We note, for example, that our senses don’t quite work the way they once did.
That, and the fact that time is speeding past.
And that we rush way too much in our lives.
But if we are paying attention there are other things we notice too, like the fact that diminishing physical powers are more than made up for by a less judging disposition. Lots of folks just get nicer as we age.
I myself have noticed that life is full of invitations to have a good laugh.
I think of the day my then-Sixth Grade boy was waiting for me to finish checking out at the supermarket.
He dropped a quarter into those little vending machines there by the door and fished out a sort of tiny plastic jigsaw ball which, we gathered, you were meant to pull apart then try putting together again.
On the basis of what they chose to name this strange little gizmo, we guessed that its makers were new to the English language.
“The Fabulous Decomposing Ball” it was called and the instructions that came with it, encircled by a forest of exclamation points, read this way:
- (1) Hold in Hand
- (2) Drop to Floor
- (3) Have Fun Decomposing.
This three-line ‘poem’ had all of us – four shoppers and the checkout person – laughing our heads off there by the cash register.
And for sure that was something I didn’t expect to see happen when I set out that day to follow my same old path to my same old supermarket.
But that’s my point: ‘unexpectedly’ is exactly the way most laughter comes; unannounced and as a gift, often from a stranger.
I believe life offers us regular helpings of such opportunities for laughter.
The trick is staying awake enough to notice when you’re being offered such gifts.
What helps me stay that awake is jotting down what I see and hear in a week or a day or even just an hour.
You can call that keeping a journal but really it’s not as formal as that.
In fact you don’t have to write things down at all to be such a chronicler.
You just have to stay alert and notice what you’re noticing, like the kindness, and the courage and the simple joy fountaining out all around us every day.
I can attest to the fact that witnessing such things will act as an antidote to the blues every time. Noticing what happens around you, remembering the exchanges you have with people and the exchanges you see them having with each other will help you fully inhabit every minute of your waking day.

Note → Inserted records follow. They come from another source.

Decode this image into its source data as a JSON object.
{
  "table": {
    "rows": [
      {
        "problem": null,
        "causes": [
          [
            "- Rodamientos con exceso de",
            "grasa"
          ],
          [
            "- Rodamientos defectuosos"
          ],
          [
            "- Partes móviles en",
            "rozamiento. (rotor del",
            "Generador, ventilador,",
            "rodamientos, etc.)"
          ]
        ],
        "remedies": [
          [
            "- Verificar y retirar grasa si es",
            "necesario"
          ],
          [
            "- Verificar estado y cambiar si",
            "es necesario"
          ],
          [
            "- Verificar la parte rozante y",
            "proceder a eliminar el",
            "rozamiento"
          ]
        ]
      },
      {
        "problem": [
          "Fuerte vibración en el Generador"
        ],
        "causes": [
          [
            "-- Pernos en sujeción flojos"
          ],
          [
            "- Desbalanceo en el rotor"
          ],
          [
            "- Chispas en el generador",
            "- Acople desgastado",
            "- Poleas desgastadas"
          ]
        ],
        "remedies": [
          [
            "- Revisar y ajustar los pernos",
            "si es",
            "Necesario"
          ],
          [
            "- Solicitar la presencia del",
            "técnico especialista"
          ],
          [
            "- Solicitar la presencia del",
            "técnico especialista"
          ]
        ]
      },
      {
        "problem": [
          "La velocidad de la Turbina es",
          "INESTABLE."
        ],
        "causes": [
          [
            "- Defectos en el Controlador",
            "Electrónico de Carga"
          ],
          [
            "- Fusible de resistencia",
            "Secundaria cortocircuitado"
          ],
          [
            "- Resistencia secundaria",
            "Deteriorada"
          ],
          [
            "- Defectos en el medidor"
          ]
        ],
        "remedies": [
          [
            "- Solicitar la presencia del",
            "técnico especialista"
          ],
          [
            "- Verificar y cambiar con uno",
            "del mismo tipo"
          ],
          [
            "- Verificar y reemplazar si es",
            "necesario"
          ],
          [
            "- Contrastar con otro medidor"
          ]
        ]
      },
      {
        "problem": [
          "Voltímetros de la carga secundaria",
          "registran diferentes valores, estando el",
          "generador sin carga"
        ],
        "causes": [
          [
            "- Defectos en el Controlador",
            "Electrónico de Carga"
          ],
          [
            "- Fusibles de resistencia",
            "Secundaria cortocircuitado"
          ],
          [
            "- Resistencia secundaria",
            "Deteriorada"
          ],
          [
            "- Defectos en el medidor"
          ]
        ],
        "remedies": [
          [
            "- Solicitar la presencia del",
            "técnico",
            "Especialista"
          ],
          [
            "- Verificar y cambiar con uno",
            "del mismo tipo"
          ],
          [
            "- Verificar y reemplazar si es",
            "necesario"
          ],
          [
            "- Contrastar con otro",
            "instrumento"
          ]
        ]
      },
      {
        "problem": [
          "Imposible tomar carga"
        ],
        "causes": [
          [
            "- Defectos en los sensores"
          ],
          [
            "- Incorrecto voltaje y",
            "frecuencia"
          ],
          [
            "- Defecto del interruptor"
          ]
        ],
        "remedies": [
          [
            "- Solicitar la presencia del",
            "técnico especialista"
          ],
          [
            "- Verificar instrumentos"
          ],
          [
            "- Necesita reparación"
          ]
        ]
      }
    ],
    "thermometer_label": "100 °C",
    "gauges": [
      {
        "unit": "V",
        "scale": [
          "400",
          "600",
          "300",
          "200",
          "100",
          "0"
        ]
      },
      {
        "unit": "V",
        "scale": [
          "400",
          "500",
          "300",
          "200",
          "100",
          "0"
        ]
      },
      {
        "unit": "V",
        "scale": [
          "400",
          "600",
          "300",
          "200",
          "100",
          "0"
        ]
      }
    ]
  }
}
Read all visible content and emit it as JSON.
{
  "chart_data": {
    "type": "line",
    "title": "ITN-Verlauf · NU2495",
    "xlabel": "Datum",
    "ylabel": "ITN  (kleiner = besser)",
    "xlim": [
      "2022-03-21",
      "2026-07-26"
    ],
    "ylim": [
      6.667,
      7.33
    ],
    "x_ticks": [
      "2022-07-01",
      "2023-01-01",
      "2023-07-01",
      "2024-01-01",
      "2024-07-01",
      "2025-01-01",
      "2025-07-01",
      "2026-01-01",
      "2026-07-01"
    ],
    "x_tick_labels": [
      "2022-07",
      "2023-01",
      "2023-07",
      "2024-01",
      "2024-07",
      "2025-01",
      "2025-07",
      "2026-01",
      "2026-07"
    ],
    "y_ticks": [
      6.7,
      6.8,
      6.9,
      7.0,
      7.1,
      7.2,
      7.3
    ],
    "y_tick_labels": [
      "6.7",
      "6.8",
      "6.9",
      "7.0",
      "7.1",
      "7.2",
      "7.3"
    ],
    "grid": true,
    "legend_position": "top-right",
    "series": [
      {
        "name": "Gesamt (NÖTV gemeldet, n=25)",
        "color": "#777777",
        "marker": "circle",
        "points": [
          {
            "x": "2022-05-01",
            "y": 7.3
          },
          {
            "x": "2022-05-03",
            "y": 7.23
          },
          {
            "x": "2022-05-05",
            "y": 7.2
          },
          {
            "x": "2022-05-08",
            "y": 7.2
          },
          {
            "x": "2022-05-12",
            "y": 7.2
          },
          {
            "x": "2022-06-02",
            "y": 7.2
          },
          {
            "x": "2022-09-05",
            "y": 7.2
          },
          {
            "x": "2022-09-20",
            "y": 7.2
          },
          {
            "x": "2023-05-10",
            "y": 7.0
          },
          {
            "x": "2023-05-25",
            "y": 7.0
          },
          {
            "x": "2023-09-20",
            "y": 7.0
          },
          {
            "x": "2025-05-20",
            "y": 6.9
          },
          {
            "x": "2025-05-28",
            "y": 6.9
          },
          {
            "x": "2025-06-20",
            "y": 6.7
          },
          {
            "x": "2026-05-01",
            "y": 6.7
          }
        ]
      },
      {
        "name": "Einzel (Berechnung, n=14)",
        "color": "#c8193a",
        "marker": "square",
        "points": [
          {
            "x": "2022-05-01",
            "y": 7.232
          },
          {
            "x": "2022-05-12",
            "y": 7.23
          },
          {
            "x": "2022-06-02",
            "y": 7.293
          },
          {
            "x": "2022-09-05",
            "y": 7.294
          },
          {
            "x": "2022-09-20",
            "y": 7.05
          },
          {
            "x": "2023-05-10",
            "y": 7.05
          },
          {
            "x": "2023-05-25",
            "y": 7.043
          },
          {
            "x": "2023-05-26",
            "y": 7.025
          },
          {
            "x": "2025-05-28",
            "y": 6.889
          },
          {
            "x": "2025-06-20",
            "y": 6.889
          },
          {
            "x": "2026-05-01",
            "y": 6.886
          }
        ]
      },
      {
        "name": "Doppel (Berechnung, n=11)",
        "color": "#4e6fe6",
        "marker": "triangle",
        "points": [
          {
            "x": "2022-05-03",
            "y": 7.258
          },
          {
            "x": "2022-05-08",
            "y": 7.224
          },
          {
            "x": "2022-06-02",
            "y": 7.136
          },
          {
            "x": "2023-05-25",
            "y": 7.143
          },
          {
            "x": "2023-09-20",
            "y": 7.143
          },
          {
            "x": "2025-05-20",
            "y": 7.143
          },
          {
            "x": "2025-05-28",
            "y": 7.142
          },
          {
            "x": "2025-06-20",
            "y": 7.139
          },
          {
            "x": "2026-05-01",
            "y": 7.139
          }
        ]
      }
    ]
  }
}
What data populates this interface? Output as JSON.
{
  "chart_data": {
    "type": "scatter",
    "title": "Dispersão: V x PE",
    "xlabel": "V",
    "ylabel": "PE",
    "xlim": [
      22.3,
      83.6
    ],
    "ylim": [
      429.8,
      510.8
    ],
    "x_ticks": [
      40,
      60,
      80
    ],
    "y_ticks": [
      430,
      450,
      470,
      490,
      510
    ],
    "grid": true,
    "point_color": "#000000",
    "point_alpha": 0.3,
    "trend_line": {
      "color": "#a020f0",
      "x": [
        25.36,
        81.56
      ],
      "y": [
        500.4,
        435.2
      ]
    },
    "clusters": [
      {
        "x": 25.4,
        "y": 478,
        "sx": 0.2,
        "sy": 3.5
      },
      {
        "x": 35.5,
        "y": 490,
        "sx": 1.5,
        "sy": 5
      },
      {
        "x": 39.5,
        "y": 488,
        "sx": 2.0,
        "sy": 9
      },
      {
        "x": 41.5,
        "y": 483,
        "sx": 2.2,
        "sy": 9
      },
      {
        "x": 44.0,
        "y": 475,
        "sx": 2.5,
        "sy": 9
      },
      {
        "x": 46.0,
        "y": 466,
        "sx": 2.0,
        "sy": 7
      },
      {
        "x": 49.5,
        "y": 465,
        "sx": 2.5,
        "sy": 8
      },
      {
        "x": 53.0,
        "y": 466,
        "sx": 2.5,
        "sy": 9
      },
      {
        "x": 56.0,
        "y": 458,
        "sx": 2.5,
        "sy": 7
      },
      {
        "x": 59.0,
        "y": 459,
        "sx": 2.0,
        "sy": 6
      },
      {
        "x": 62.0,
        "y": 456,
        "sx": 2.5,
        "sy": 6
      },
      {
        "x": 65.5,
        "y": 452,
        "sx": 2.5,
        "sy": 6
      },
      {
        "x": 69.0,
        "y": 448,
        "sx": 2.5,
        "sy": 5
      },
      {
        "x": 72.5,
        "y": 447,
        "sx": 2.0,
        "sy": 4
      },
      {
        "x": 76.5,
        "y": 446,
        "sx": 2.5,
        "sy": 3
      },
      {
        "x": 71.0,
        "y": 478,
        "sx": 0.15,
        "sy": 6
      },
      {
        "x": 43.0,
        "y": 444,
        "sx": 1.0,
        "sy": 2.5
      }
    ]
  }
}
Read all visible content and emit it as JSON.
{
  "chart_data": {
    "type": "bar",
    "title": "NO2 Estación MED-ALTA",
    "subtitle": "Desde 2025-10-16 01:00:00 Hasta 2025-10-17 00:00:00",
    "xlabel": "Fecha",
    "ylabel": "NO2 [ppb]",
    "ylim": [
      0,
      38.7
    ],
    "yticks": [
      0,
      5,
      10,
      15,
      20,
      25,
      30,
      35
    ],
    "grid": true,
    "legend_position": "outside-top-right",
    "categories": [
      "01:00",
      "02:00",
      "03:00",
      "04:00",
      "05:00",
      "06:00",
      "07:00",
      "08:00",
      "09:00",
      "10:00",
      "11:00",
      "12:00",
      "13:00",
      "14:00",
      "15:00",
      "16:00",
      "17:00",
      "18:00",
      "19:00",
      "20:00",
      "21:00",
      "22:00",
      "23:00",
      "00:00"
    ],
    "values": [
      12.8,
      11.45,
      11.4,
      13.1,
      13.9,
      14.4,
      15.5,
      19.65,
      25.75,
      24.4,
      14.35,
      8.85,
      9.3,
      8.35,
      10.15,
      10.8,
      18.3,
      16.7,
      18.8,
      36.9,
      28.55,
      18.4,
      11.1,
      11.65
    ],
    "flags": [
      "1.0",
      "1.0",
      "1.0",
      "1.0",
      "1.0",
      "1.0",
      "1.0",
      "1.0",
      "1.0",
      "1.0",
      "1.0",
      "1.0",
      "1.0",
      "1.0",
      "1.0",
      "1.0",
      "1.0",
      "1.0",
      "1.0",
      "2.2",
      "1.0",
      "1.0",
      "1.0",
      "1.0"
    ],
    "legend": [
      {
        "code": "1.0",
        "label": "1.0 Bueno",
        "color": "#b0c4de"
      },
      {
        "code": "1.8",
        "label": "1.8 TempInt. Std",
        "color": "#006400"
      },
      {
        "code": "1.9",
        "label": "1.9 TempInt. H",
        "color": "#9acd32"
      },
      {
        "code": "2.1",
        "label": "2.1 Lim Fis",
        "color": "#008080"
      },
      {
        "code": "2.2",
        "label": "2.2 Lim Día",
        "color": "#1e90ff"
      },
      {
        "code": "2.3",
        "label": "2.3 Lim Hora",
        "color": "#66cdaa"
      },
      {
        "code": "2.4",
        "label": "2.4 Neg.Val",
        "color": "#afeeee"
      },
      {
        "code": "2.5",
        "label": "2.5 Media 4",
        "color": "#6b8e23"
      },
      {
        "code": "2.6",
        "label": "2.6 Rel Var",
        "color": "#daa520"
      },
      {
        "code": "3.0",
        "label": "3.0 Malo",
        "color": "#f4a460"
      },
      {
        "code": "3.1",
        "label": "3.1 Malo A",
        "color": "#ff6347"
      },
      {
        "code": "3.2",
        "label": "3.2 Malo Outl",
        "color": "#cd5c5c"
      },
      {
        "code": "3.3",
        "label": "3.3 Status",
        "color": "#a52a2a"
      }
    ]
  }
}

There’s a poem by Robert Frost that I have always loved in which he talks about savoring autumn’s beauty.
In it he is addressing Nature, the architect of all this glory. “Release one leaf at break of day; at noon release another leaf,” he implores Her..
“Retard the sun with gentle mist; enchant the land with amethyst” And how I love that last line with the evocation of amethyst’s royal tones!
Maybe we actually CAN slow down the all-too-quick progression of our days, just by savoring them.
And what wise soul said that the journey was the destination? That person was right. The journey IS the destination.
So let’s raise a toast to the change of seasons, and laugh, and – why not? – have fun decomposing just like those quirky instructions advised.